Portable electronic devices are being used for increasingly diversified purposes. Typical examples of these devices are mobile phones and computers. The devices carry large amounts of data about the user, and they provide the user with access to various information channels. However, up to the present, the state associated with the movement of the device, or changes in the state, have not been utilized to any larger extent, although they would allow to recognize the user's activity context, which depends on the user's activities related to work or spare time, such as negotiations, travel or leisure activities.

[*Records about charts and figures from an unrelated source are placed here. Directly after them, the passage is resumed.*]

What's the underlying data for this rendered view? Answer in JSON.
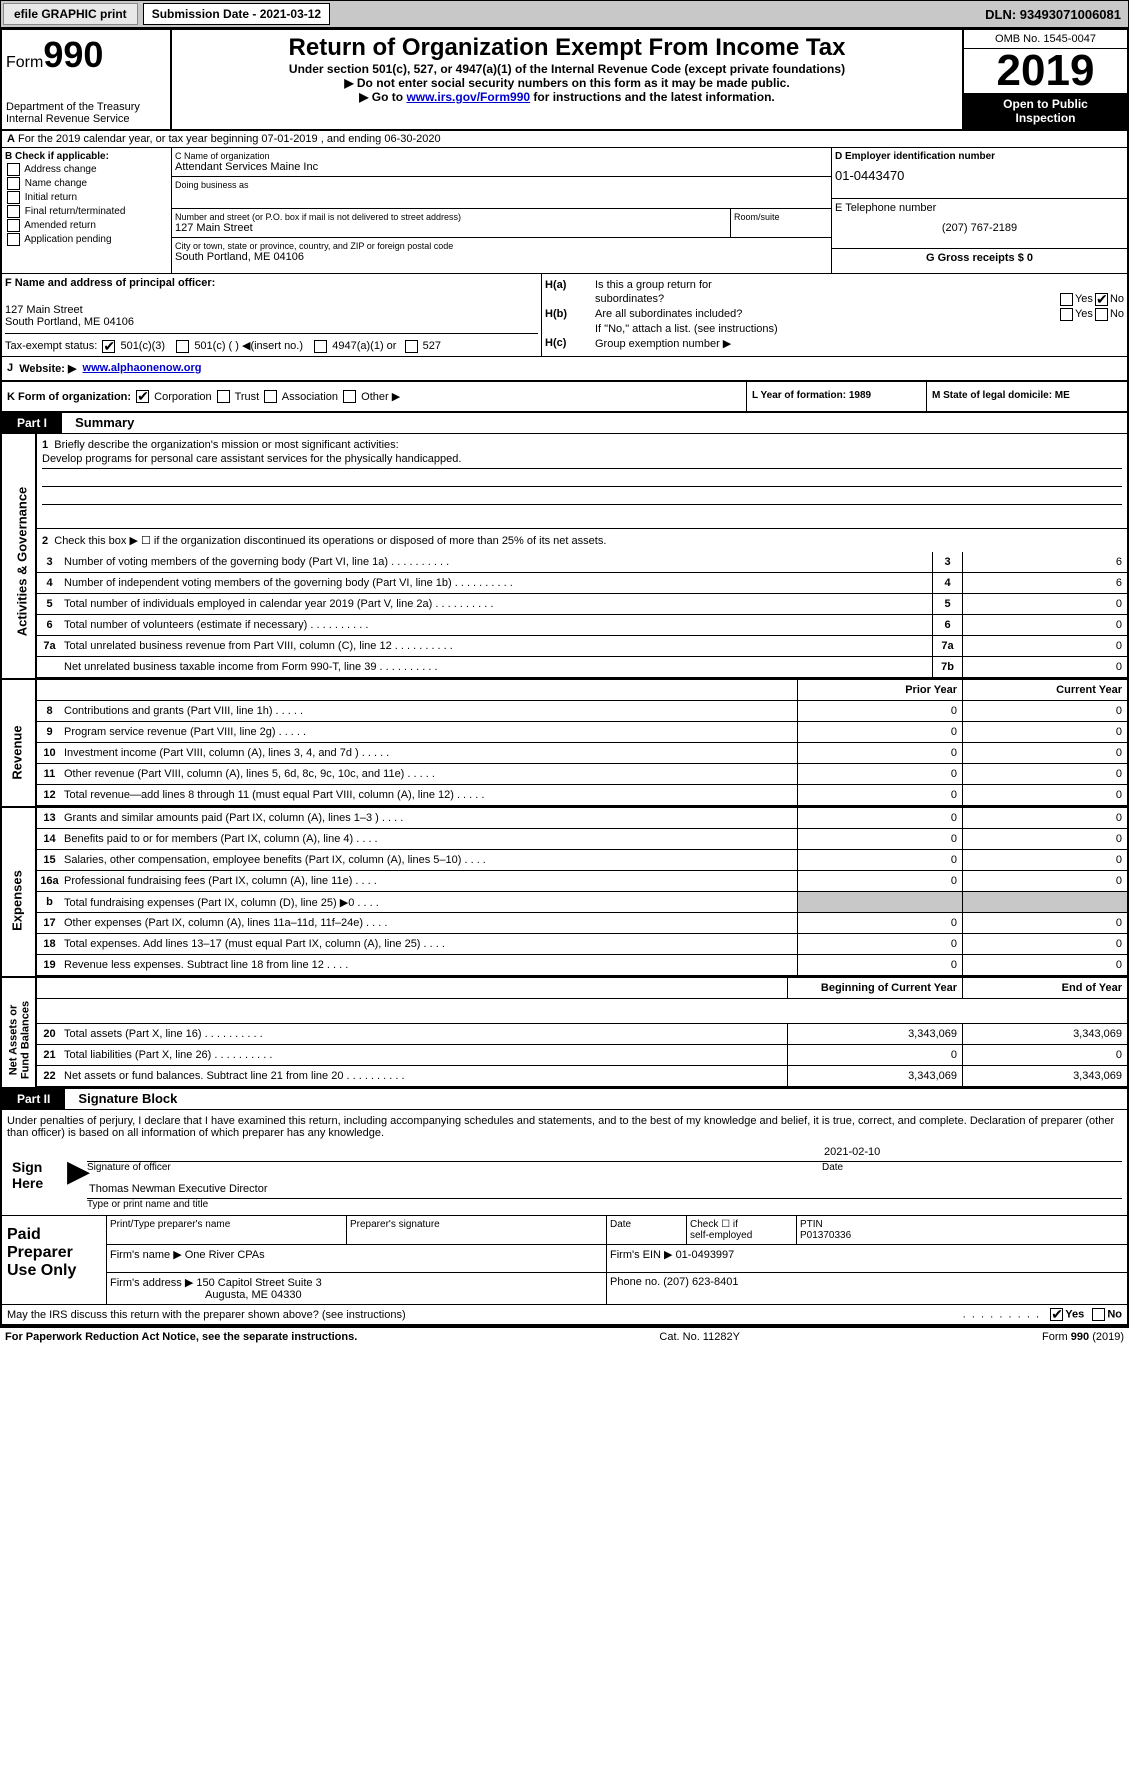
{
  "topbar": {
    "efile": "efile GRAPHIC print",
    "submission": "Submission Date - 2021-03-12",
    "dln": "DLN: 93493071006081"
  },
  "header": {
    "form_prefix": "Form",
    "form_num": "990",
    "title": "Return of Organization Exempt From Income Tax",
    "subtitle": "Under section 501(c), 527, or 4947(a)(1) of the Internal Revenue Code (except private foundations)",
    "warning": "Do not enter social security numbers on this form as it may be made public.",
    "goto": "Go to ",
    "link": "www.irs.gov/Form990",
    "goto_suffix": " for instructions and the latest information.",
    "dept": "Department of the Treasury",
    "irs": "Internal Revenue Service",
    "omb": "OMB No. 1545-0047",
    "year": "2019",
    "inspect1": "Open to Public",
    "inspect2": "Inspection"
  },
  "row_a": "For the 2019 calendar year, or tax year beginning 07-01-2019   , and ending 06-30-2020",
  "section_b": {
    "label": "B Check if applicable:",
    "items": [
      "Address change",
      "Name change",
      "Initial return",
      "Final return/terminated",
      "Amended return",
      "Application pending"
    ]
  },
  "section_c": {
    "name_label": "C Name of organization",
    "name": "Attendant Services Maine Inc",
    "dba_label": "Doing business as",
    "addr_label": "Number and street (or P.O. box if mail is not delivered to street address)",
    "addr": "127 Main Street",
    "room_label": "Room/suite",
    "city_label": "City or town, state or province, country, and ZIP or foreign postal code",
    "city": "South Portland, ME  04106"
  },
  "section_d": {
    "ein_label": "D Employer identification number",
    "ein": "01-0443470",
    "tel_label": "E Telephone number",
    "tel": "(207) 767-2189",
    "gross_label": "G Gross receipts $ 0"
  },
  "section_f": {
    "label": "F  Name and address of principal officer:",
    "addr1": "127 Main Street",
    "addr2": "South Portland, ME  04106"
  },
  "section_h": {
    "ha": "Is this a group return for",
    "ha2": "subordinates?",
    "hb": "Are all subordinates included?",
    "hc_note": "If \"No,\" attach a list. (see instructions)",
    "hc": "Group exemption number ▶"
  },
  "tax_status": {
    "label": "Tax-exempt status:",
    "opt1": "501(c)(3)",
    "opt2": "501(c) (  ) ◀(insert no.)",
    "opt3": "4947(a)(1) or",
    "opt4": "527"
  },
  "website": {
    "label": "Website: ▶",
    "url": "www.alphaonenow.org"
  },
  "row_k": {
    "label": "K Form of organization:",
    "corp": "Corporation",
    "trust": "Trust",
    "assoc": "Association",
    "other": "Other ▶"
  },
  "row_l": "L Year of formation: 1989",
  "row_m": "M State of legal domicile: ME",
  "part1": {
    "header": "Part I",
    "title": "Summary"
  },
  "summary": {
    "line1_label": "Briefly describe the organization's mission or most significant activities:",
    "line1_text": "Develop programs for personal care assistant services for the physically handicapped.",
    "line2": "Check this box ▶ ☐  if the organization discontinued its operations or disposed of more than 25% of its net assets.",
    "lines": [
      {
        "num": "3",
        "desc": "Number of voting members of the governing body (Part VI, line 1a)",
        "box": "3",
        "val": "6"
      },
      {
        "num": "4",
        "desc": "Number of independent voting members of the governing body (Part VI, line 1b)",
        "box": "4",
        "val": "6"
      },
      {
        "num": "5",
        "desc": "Total number of individuals employed in calendar year 2019 (Part V, line 2a)",
        "box": "5",
        "val": "0"
      },
      {
        "num": "6",
        "desc": "Total number of volunteers (estimate if necessary)",
        "box": "6",
        "val": "0"
      },
      {
        "num": "7a",
        "desc": "Total unrelated business revenue from Part VIII, column (C), line 12",
        "box": "7a",
        "val": "0"
      },
      {
        "num": "",
        "desc": "Net unrelated business taxable income from Form 990-T, line 39",
        "box": "7b",
        "val": "0"
      }
    ],
    "col_prior": "Prior Year",
    "col_current": "Current Year",
    "revenue": [
      {
        "num": "8",
        "desc": "Contributions and grants (Part VIII, line 1h)",
        "prior": "0",
        "curr": "0"
      },
      {
        "num": "9",
        "desc": "Program service revenue (Part VIII, line 2g)",
        "prior": "0",
        "curr": "0"
      },
      {
        "num": "10",
        "desc": "Investment income (Part VIII, column (A), lines 3, 4, and 7d )",
        "prior": "0",
        "curr": "0"
      },
      {
        "num": "11",
        "desc": "Other revenue (Part VIII, column (A), lines 5, 6d, 8c, 9c, 10c, and 11e)",
        "prior": "0",
        "curr": "0"
      },
      {
        "num": "12",
        "desc": "Total revenue—add lines 8 through 11 (must equal Part VIII, column (A), line 12)",
        "prior": "0",
        "curr": "0"
      }
    ],
    "expenses": [
      {
        "num": "13",
        "desc": "Grants and similar amounts paid (Part IX, column (A), lines 1–3 )",
        "prior": "0",
        "curr": "0"
      },
      {
        "num": "14",
        "desc": "Benefits paid to or for members (Part IX, column (A), line 4)",
        "prior": "0",
        "curr": "0"
      },
      {
        "num": "15",
        "desc": "Salaries, other compensation, employee benefits (Part IX, column (A), lines 5–10)",
        "prior": "0",
        "curr": "0"
      },
      {
        "num": "16a",
        "desc": "Professional fundraising fees (Part IX, column (A), line 11e)",
        "prior": "0",
        "curr": "0"
      },
      {
        "num": "b",
        "desc": "Total fundraising expenses (Part IX, column (D), line 25) ▶0",
        "prior": "",
        "curr": ""
      },
      {
        "num": "17",
        "desc": "Other expenses (Part IX, column (A), lines 11a–11d, 11f–24e)",
        "prior": "0",
        "curr": "0"
      },
      {
        "num": "18",
        "desc": "Total expenses. Add lines 13–17 (must equal Part IX, column (A), line 25)",
        "prior": "0",
        "curr": "0"
      },
      {
        "num": "19",
        "desc": "Revenue less expenses. Subtract line 18 from line 12",
        "prior": "0",
        "curr": "0"
      }
    ],
    "col_begin": "Beginning of Current Year",
    "col_end": "End of Year",
    "assets": [
      {
        "num": "20",
        "desc": "Total assets (Part X, line 16)",
        "prior": "3,343,069",
        "curr": "3,343,069"
      },
      {
        "num": "21",
        "desc": "Total liabilities (Part X, line 26)",
        "prior": "0",
        "curr": "0"
      },
      {
        "num": "22",
        "desc": "Net assets or fund balances. Subtract line 21 from line 20",
        "prior": "3,343,069",
        "curr": "3,343,069"
      }
    ]
  },
  "part2": {
    "header": "Part II",
    "title": "Signature Block",
    "perjury": "Under penalties of perjury, I declare that I have examined this return, including accompanying schedules and statements, and to the best of my knowledge and belief, it is true, correct, and complete. Declaration of preparer (other than officer) is based on all information of which preparer has any knowledge."
  },
  "sign": {
    "here": "Sign Here",
    "sig_label": "Signature of officer",
    "date": "2021-02-10",
    "date_label": "Date",
    "name": "Thomas Newman Executive Director",
    "name_label": "Type or print name and title"
  },
  "paid": {
    "label": "Paid Preparer Use Only",
    "h1": "Print/Type preparer's name",
    "h2": "Preparer's signature",
    "h3": "Date",
    "h4_a": "Check ☐ if",
    "h4_b": "self-employed",
    "h5": "PTIN",
    "ptin": "P01370336",
    "firm_name_label": "Firm's name    ▶",
    "firm_name": "One River CPAs",
    "firm_ein_label": "Firm's EIN ▶",
    "firm_ein": "01-0493997",
    "firm_addr_label": "Firm's address ▶",
    "firm_addr1": "150 Capitol Street Suite 3",
    "firm_addr2": "Augusta, ME  04330",
    "phone_label": "Phone no.",
    "phone": "(207) 623-8401"
  },
  "footer": {
    "discuss": "May the IRS discuss this return with the preparer shown above? (see instructions)",
    "yes": "Yes",
    "no": "No",
    "paperwork": "For Paperwork Reduction Act Notice, see the separate instructions.",
    "cat": "Cat. No. 11282Y",
    "form": "Form 990 (2019)"
  }
}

One way of measuring the movement of a mobile device or to determine the user's activity context is to use one or more accelerometers to measure the accelerations of the device in one or more directions. Accelerations parallel to different dimensions vary according to activity context and they are characteristic of each activity context. In principle, it is therefore possible to identify activity contexts on the basis of the acceleration or movement data parallel to the different dimensions. For example, it is possible to try to identify whether the user is walking, running, walking up the stairs, etc. However, a problem involved in this is that the accelerometer signals change when the position of the device changes and therefore it is not possible to know the structural directions of the device to which the accelerations are really acting on. For example, it is not possible to measure the direction of gravity in relation to the axes parallel to the device's structures and, therefore, measurements cannot be used for determining whether the device is in an even approximately correct position, or upside down.
An attempt to solve this problem has been to attach the device always in the same position to the user. This does not, however, solve the problem, but complicates the use of the device. In addition, changes in the user's pose affect the position of the device and thereby change the directions of the accelerations, which makes it more difficult to recognise the direction of gravity in relation to the device.